Le comté de Dakota a également utilisé des fonds provenant de la loi sur le plan de sauvetage américain pour offrir des primes de 50 $ aux personnes recevant des vaccins.les premiers vaccins et les rappels, a déclaré M. Lees. Les incitations “étaient vraiment importantes pour les personnes qui devaient payer un peu plus pour se rendre sur un site de vaccination”, a déclaré Lees.

Topol, du Scripps, a déclaré qu’il n’est pas trop tard pour que les dirigeants fédéraux examinent ce qui fonctionne – et ce qui ne fonctionne pas – et relancent l’effort de rappel.

“Il sera difficile de redémarrer maintenant. Mais une campagne agressive, tous azimuts, en faveur des personnes âgées – quoi qu’il en coûte – est certainement indiquée”, a déclaré M. Topol. “Ces personnes sont des cibles faciles”.

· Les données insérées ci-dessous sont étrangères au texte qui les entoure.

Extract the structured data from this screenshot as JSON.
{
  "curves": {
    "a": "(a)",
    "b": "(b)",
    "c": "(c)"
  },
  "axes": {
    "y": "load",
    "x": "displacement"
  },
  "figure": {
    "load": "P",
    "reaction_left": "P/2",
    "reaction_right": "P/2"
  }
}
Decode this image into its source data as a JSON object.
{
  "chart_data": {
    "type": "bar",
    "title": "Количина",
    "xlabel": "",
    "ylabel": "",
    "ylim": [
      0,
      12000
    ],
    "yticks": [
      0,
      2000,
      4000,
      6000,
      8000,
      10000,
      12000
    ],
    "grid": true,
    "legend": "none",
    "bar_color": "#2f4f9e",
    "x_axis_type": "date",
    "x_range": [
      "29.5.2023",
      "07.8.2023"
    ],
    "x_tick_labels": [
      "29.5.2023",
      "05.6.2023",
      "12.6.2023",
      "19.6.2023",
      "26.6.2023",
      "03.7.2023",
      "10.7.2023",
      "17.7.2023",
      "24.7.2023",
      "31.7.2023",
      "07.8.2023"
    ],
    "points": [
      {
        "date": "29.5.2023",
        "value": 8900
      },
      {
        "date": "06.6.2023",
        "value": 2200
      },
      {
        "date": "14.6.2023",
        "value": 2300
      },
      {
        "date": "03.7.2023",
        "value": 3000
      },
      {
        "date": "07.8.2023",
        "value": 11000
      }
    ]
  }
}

Phillip Reese, professeur adjoint de journalisme à la California State University-Sacramento, a contribué à ce rapport.

KHN (Kaiser Health News) est une salle de presse nationale qui produit un journalisme approfondi sur les questions de santé. Avec Policy Analysis and Polling, KHN est l’un des trois principaux programmes opérationnels de la KFF (Kaiser Family Foundation). La KFF est une organisation à but non lucratif qui fournit des informations sur les questions de santé à la nation.